Change 702751 had a related patch set uploaded (by Gergő Tisza; author: Gergő Tisza):
[mediawiki/extensions/GrowthExperiments@master] fixLinkRecommendationData.php: add statsd option
Change 702751 merged by jenkins-bot:
[mediawiki/extensions/GrowthExperiments@master] fixLinkRecommendationData.php: add statsd option
Change 712924 had a related patch set uploaded (by Kosta Harlan; author: Kosta Harlan):
[mediawiki/extensions/GrowthExperiments@master] AddLink: Use statsd monitoring for errors on server side
Change 713019 had a related patch set uploaded (by Gergő Tisza; author: Gergő Tisza):
[mediawiki/extensions/GrowthExperiments@master] fixLinkRecommendationData: allow random sampling
Change 713019 merged by jenkins-bot:
[mediawiki/extensions/GrowthExperiments@master] fixLinkRecommendationData: allow random sampling
Change 714449 had a related patch set uploaded (by Gergő Tisza; author: Gergő Tisza):
[mediawiki/extensions/GrowthExperiments@master] fixLinkRecommendationData: Allos --db-table in dry-run mode
Change 714449 merged by jenkins-bot:
[mediawiki/extensions/GrowthExperiments@master] fixLinkRecommendationData: Allow --db-table in dry-run mode
Change 715824 had a related patch set uploaded (by Gergő Tisza; author: Gergő Tisza):
[mediawiki/extensions/GrowthExperiments@wmf/1.37.0-wmf.20] fixLinkRecommendationData: Allow --db-table in dry-run mode
Change 715824 merged by jenkins-bot:
[mediawiki/extensions/GrowthExperiments@wmf/1.37.0-wmf.20] fixLinkRecommendationData: Allow --db-table in dry-run mode
Mentioned in SAL (#wikimedia-operations) [2021-09-01T23:24:42Z] <urbanecm@deploy1002> Synchronized php-1.37.0-wmf.20/extensions/GrowthExperiments/maintenance/fixLinkRecommendationData.php: 3c7d4ecc699b7c68467a372686f5514375d2b74f: fixLinkRecommendationData: Allow --db-table in dry-run mode (T283868) (duration: 01m 06s)

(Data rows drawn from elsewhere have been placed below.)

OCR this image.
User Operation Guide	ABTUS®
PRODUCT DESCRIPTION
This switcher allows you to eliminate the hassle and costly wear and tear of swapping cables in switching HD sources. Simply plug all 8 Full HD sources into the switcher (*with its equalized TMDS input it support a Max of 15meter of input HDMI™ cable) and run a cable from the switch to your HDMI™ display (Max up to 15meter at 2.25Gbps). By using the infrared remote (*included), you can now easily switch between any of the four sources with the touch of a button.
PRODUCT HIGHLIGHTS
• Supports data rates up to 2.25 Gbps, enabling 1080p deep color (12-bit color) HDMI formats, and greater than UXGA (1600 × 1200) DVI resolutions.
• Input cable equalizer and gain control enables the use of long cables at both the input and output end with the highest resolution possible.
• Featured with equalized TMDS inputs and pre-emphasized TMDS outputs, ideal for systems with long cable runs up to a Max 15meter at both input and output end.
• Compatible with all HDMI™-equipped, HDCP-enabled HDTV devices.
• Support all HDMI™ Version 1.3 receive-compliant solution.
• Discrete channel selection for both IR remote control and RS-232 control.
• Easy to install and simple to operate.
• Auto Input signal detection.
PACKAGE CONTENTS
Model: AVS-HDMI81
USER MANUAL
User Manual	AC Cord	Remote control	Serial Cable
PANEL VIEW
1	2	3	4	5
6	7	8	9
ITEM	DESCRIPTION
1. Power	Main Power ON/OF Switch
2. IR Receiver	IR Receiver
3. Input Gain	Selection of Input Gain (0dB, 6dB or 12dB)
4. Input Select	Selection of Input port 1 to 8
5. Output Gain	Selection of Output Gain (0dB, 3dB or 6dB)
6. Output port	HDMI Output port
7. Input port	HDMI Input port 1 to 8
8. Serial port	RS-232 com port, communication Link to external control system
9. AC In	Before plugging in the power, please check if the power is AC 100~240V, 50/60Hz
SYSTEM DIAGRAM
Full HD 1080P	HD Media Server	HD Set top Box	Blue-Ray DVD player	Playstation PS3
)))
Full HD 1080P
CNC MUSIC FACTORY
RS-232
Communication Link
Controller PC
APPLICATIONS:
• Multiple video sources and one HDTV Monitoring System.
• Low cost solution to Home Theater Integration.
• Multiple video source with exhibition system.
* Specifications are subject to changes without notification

Change 716755 had a related patch set uploaded (by Gergő Tisza; author: Gergő Tisza):
[operations/puppet@production] Run GrowthExperiments fixLinkRecommendationData --dry-run every day
Tested in production, seems to work well, takes about 2 min to run on all wikis. Dashboards: dangling search index records, dangling DB records (they only contain data from the manual runs so not much to see there until the puppet patch is merged). We have a significant but not large amount (hundreds) of both types of dangling records on some wikis.
Change 716755 merged by Jbond:
[operations/puppet@production] Run GrowthExperiments fixLinkRecommendationData --dry-run every day
Change 712924 merged by jenkins-bot:
[mediawiki/extensions/GrowthExperiments@master] AddLink: Use statsd monitoring for errors on server side
... which, as a note to self / others, we should do after MW-1.37-notes (1.37.0-wmf.23; 2021-09-13) is in production to include the logging from https://gerrit.wikimedia.org/r/712924
@Tgr anything else you wanted to add to the dashboard?
It would be nice to figure out how to show a graph instead of a single data point for the daily cronjob based data, but no need to keep this task for that.
Checked in wmf.2 - both Dangling search index records and Dangling DB records charts are present on Growth Team/Special:Homepage and Suggested Edits dash board. No spikes after wmf.2 deployment.